= Pound's Artists =

1985 exhibition to mark the centenary of Ezra Pound's birth

Pound's Artists: Ezra Pound and the Visual Arts in London, Paris and Italy was an exhibition held in 1985 to mark the centenary of Ezra Pound's birth.

==History==
The exhibition was originally conceived by Clive Wilmer, and was shown at Kettle's Yard from 14 June to 4 August 1985 to coincide with the 1985 Cambridge Poetry Festival, and at the Tate Gallery from 11 September to 10 November 1985.

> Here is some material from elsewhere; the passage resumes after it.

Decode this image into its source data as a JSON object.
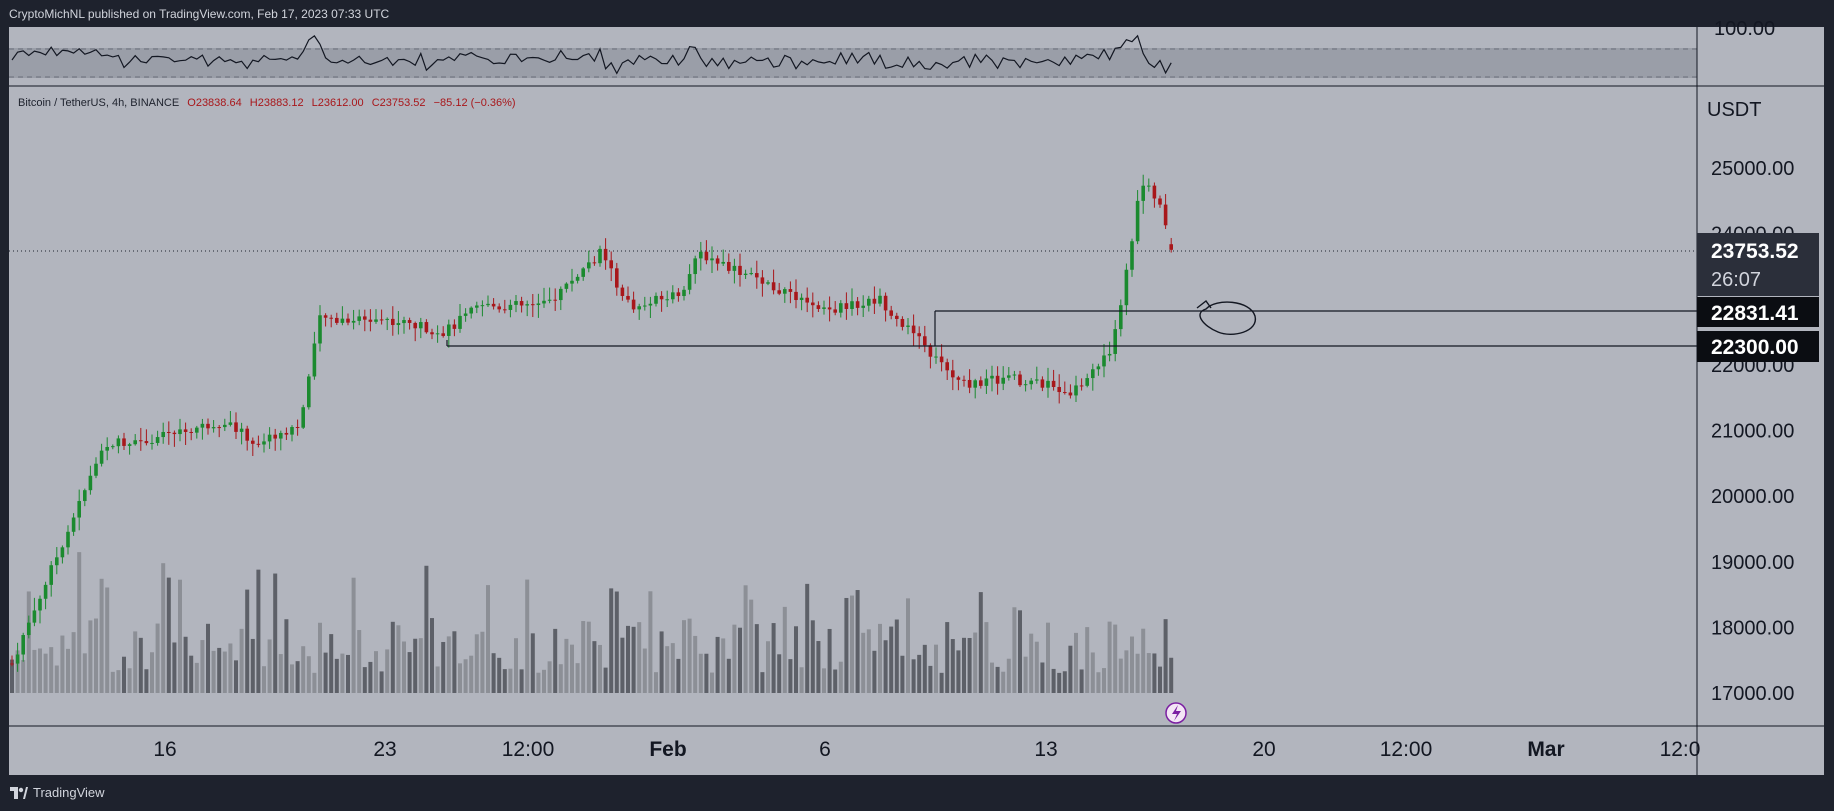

The exhibition team at the Tate was headed by Richard Humphreys, and at Kettle's Yard by Hilary Gresty and Andrew Nairne.

==Contents==
A volume of essays by Richard Humphreys, John Alexander and Peter Robinson, and edited by Richard Humphreys, was published by the Tate Gallery to accompany the exhibition.

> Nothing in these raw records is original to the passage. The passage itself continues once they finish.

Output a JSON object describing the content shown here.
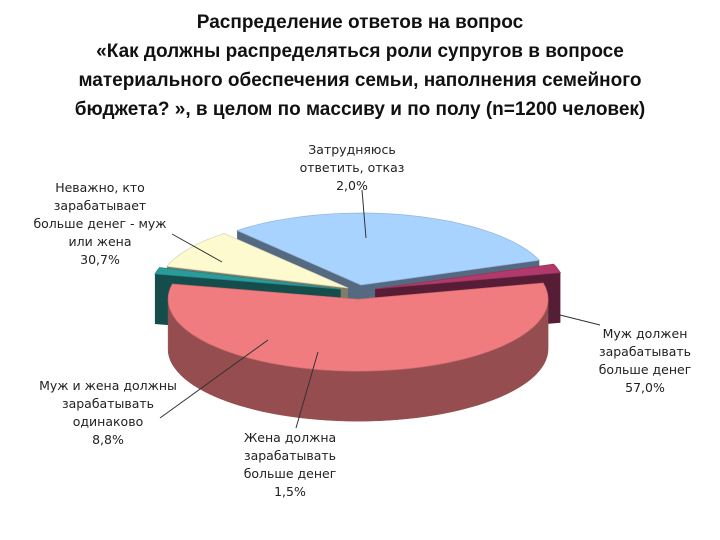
{
  "title_lines": [
    "Распределение ответов на вопрос",
    "«Как должны распределяться роли супругов в вопросе",
    "материального обеспечения семьи, наполнения семейного",
    "бюджета? », в целом по массиву и по полу (n=1200 человек)"
  ],
  "chart_data": {
    "type": "pie",
    "title": "Распределение ответов на вопрос «Как должны распределяться роли супругов в вопросе материального обеспечения семьи, наполнения семейного бюджета? », в целом по массиву и по полу (n=1200 человек)",
    "slices": [
      {
        "label_lines": [
          "Муж должен",
          "зарабатывать",
          "больше денег"
        ],
        "value": 57.0,
        "value_label": "57,0%",
        "color": "#f07c80"
      },
      {
        "label_lines": [
          "Жена должна",
          "зарабатывать",
          "больше денег"
        ],
        "value": 1.5,
        "value_label": "1,5%",
        "color": "#2a9a9a"
      },
      {
        "label_lines": [
          "Муж и жена должны",
          "зарабатывать",
          "одинаково"
        ],
        "value": 8.8,
        "value_label": "8,8%",
        "color": "#fefad0"
      },
      {
        "label_lines": [
          "Неважно, кто",
          "зарабатывает",
          "больше денег - муж",
          "или жена"
        ],
        "value": 30.7,
        "value_label": "30,7%",
        "color": "#a9d3ff"
      },
      {
        "label_lines": [
          "Затрудняюсь",
          "ответить, отказ"
        ],
        "value": 2.0,
        "value_label": "2,0%",
        "color": "#b03a6b"
      }
    ],
    "view": "3d-exploded",
    "legend": "none"
  }
}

==Tate Gallery Symposium==
To accompany the exhibition, on 19 October 1985, the Tate Gallery held an Ezra Pound Symposium to examine the connections between Ezra Pound and the visual arts. The speakers were Ian Bell, Judy Collins, Paul Edwards, Patricia Hutchins, Lionel Kelly, Anthony Ozturk, Alan Robinson, Mike Weaver, Clive Wilmer and Harriet Zinnes.